Par Mark Halbmeijer, 1er prix du concours Shaping The Office dans la catégorie Fonctionnalités.

Penser, faire, oser
N’as-tu pas écouté les conseils de tes parents ?… Ils te l’ont pourtant appris dès que tu es né. Apprendre à réfléchir. Prendre les choses en considération et pouvoir résoudre les problèmes auxquels tu fais face. Pour ensuite pouvoir faire ce qui est nécessaire et sans doute, avec un peu de courage, te propulser vers de nouvelles hauteurs.

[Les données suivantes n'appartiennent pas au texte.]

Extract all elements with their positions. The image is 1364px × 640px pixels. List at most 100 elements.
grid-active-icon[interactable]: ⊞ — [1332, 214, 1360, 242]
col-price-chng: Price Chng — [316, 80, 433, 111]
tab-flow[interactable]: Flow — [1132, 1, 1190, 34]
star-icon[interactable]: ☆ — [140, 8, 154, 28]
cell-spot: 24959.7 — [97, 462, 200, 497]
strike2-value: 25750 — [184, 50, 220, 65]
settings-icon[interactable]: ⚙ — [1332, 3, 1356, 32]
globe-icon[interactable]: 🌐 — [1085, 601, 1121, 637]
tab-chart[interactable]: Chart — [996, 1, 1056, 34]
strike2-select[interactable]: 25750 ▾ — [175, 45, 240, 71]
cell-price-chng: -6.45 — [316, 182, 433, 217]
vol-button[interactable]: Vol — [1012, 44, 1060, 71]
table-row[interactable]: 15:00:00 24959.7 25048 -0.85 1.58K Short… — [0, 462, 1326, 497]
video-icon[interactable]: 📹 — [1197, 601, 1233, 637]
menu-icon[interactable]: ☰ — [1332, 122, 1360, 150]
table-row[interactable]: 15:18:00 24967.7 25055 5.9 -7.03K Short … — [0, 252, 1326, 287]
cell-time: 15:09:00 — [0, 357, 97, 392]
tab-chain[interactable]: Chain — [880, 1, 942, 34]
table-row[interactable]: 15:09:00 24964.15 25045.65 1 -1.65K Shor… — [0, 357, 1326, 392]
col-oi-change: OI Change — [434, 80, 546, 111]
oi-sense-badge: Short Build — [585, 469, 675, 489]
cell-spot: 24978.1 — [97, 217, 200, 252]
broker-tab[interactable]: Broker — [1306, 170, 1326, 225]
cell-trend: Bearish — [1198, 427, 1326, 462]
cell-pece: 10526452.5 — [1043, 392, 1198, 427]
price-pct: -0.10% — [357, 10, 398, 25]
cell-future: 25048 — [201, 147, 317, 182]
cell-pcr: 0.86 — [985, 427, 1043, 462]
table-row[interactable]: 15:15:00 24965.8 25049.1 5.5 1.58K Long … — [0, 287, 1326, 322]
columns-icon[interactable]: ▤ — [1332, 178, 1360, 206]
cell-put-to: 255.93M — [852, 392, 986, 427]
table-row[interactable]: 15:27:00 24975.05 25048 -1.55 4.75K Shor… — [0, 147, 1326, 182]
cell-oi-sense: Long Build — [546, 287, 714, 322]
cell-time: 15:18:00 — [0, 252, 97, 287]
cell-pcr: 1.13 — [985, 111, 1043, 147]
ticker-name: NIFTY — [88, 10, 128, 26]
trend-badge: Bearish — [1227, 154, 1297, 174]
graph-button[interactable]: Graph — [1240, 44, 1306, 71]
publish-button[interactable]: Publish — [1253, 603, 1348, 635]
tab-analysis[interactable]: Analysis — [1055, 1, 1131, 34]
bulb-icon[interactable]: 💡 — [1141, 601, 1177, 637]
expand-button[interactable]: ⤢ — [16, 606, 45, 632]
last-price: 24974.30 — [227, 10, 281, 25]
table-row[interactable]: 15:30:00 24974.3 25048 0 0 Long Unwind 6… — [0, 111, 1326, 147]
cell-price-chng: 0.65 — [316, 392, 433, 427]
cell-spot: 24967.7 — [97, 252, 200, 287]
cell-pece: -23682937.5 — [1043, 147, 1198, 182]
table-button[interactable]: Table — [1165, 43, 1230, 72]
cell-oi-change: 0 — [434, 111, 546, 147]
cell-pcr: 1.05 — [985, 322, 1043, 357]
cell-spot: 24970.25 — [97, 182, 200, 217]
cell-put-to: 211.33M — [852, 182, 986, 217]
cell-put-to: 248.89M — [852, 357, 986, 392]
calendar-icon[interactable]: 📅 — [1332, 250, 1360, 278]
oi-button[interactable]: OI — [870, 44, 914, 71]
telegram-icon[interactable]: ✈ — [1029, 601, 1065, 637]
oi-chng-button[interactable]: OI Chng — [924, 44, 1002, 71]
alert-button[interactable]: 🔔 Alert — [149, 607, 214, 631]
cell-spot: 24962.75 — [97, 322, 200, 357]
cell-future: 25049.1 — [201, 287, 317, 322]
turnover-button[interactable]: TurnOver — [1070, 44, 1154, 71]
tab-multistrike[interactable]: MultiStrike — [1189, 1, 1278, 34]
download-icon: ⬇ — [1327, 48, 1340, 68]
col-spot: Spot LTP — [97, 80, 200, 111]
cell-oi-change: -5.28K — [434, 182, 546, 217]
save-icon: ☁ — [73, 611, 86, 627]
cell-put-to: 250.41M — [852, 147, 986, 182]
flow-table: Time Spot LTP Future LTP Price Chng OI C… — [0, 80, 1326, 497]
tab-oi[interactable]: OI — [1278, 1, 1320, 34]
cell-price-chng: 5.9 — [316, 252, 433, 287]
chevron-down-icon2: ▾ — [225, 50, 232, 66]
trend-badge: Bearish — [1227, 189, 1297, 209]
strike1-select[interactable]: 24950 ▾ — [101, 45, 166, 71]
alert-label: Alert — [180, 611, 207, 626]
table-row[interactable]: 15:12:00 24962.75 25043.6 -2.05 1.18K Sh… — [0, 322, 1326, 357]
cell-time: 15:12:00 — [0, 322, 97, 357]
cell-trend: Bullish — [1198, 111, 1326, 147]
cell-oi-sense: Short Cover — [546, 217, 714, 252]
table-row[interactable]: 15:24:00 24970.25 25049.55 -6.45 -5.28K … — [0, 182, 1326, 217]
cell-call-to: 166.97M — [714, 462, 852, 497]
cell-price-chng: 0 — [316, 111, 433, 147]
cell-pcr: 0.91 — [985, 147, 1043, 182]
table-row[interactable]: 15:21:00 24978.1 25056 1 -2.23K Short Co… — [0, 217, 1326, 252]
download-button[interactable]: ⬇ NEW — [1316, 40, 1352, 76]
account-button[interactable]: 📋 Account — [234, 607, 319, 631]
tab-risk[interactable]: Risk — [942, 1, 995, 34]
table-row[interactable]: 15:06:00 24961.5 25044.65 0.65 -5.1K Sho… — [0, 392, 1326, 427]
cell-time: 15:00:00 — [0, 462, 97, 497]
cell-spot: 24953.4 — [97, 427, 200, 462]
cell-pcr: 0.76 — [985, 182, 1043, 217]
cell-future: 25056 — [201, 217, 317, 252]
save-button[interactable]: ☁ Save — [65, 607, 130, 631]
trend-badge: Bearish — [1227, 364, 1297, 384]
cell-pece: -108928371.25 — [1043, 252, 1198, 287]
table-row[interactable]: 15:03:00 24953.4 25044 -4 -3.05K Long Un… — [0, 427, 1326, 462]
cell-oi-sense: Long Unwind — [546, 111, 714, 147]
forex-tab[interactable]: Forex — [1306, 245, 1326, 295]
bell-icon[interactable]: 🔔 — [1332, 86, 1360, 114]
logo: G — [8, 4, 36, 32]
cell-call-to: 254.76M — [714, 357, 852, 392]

Penser, faire et oser : ce sont des principes valables pour un bureau, qui peut finalement être aménagé, via la technique actuelle, comme nous le souhaitons. Via l’automatisation et la robotisation de notre lieu de travail, les besoins actuels de travail se déplacent vers l’optimisation de procédures et la prévention des problèmes. C’est un travail mental.
Pour « penser », tu viens au bureau, surtout quand tu te réunis avec ton réseau de collègues. Par exemple, pour solutionner les points noirs de ton travail, ou transmettre des connaissances. Un environnement propice à l’inspiration y contribue. « Faire » – dans tes activités, tu agis quand la situation te semble correcte. Cela peut aussi se passer au bureau, mais pourquoi un travailleur du service clientèle doit-il rester assis 8 heures par jour dans son espace de travail, alors qu’avec une bonne connectivité numérique, un casque et un iPad en main, il peut aussi travailler depuis son jardin ? Peut-être peut-il, ou elle, aussi se satisfaire d’un salaire plus bas, dans ce cas ? En réalité, on vient au bureau pour partager des expériences et des opinions. Nous devons « oser » aménager autrement nos activités. Pourquoi formons-nous les gens à pouvoir travailler de façon indépendante dès l’école secondaire, quand dix ans plus tard, alors qu’ils ont même décroché un master, nous les replaçons dans un canevas de type école secondaire ? Il faut oser se faire mutuellement confiance au sein d’une organisation, sinon mieux vaut tout faire soi-même… L’imagines-tu pour toi-même ?
Le rôle du rangement dans le processus de travail
Pour solutionner des points noirs, tu as besoin du bon input, ce qui se traduit aussi souvent par des éléments physiques que tu as réalisés ou créés. Parallèlement, la vulnérabilité des informations à l’ère numérique crée parfois le désordre ; les virus et les hackers s’en donnent actuellement à cœur joie. Ce stockage d’informations doit cependant satisfaire à la mentalité du besoin immédiat à laquelle nous sommes aujourd’hui habitués via nos mobiles. L’information doit être là, au bureau, quand on estime en avoir besoin.
La mobilité de l’information physique est une priorité majeure dans un bureau moderne. En intégrant juste le contenant de la technique dans un bureau, cette mobilité peut être atteinte. Personne ne veut gâcher la surface chèrement louée d’un bureau avec du stockage d’informations qui ne seront nécessaires qu’une seule fois à l’occasion. Pourquoi n’utilisons-nous pas le plafond ? Il est quand même utilisé efficacement à 50 pourcents pour les installations de bâtiments. Avec les moyens actuels des TIC, nous pouvons déterminer où et quand nous avons besoin de notre stockage. Pourquoi n’y a-t-il pas de conseiller en stockage et conservation présent dès le démarrage d’un projet ?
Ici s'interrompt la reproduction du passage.